The night was young, after dinner, we went to Ginsman. My friend Pete said it was one of the most talked about bars in Hualien. The bar had excellent reviews and most of them say good things about the bartender. It got us curious. They make customized drinks, we tried different cocktail drinks and everything tastes great!
The big day has finally arrived. We finally get to see Taroko Gorge and a hiking tour with Hualien Outdoors. I like that they were responsive when I talked to them via email. They gave a very detailed itinerary of the tour so I reserved a slot for my friend and I for a personalized tour of Hualien. They picked us up at our hotel, had breakfast and went straight to the Taroko Gorge visitors center to get our names registered. We had to bring our passports with us to verify our identity. We had to do a few stops at checkpoints before we started our hike. Researching further, they can only allow 60 people in the trail regulated by the Ecological Protection Area. The hike itself is hard with some areas that are narrow, steep and slippery with a chance of rockfall. It’s more rough than the hike I’ve had in the Great Wall and at Katoomba but the complexity is less compared to the Great Wall. You’ll go through a steep climb up, the first few kilometers of the hike which will make your heart pumping. Relative to the hike to the Great Wall this is the 2nd hardest hike I’ve had, the trail is about 6.2km long. The easiest part of the hike is going through the rope bridges. We had a quick break at the end of the trail, having fruits and nuts.

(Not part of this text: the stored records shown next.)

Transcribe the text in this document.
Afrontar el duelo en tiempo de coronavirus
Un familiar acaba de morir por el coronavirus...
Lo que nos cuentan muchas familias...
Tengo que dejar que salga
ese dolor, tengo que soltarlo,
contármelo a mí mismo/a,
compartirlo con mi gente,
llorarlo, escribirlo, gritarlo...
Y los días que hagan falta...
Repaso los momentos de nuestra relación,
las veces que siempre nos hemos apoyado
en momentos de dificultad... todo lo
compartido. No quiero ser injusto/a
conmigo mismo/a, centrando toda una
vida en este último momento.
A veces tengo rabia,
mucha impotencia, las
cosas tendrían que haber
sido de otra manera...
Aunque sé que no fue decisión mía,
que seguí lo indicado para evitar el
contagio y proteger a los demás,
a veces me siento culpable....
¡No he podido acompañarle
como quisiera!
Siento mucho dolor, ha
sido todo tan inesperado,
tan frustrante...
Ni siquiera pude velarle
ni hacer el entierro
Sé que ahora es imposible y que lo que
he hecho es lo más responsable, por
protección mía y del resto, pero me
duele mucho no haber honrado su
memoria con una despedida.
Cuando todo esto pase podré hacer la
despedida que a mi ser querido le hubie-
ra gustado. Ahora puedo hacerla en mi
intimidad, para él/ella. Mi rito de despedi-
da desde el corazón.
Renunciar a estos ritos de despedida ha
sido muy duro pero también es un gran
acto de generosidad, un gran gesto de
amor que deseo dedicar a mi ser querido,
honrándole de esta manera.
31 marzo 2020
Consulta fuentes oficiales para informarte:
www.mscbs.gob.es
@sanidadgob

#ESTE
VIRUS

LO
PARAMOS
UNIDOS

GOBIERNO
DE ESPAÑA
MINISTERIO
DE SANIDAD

Lunch was generous with fruits, nuts, eggs and bread. We also had hot tea which was a treat. Peter (our tour guide from Hualien Outdoors) did a great job touring us around. Later that night we went back to Ginsman cause it seems to be the only place to get proper drinks.
Since the weather is not so great, we decided to head back to Taipei early and exchange our booked return tickets to an earlier train ride so we can spend more time in Taipei before I get back to Manila. I reached out to friends early in the day so we can have dinner somewhere. My friend Maggie, thought it was a great idea to have dinner at the original Din Tai Fung in Xin Yi since I’m also craving for Xiao Long Bao. We left our stuff in a hotel in Xin Yi and still managed to get to Chiang Kai Shek Memorial hall and beers at Zhang Men Brewing. It was a delightful dinner, the finale was the truffle xiao long bao. It was delicious.
The best part of the trip for me is the company. I like going to different places alone but it’s always a pleasure meeting new people and friends. It makes the trip worthwhile.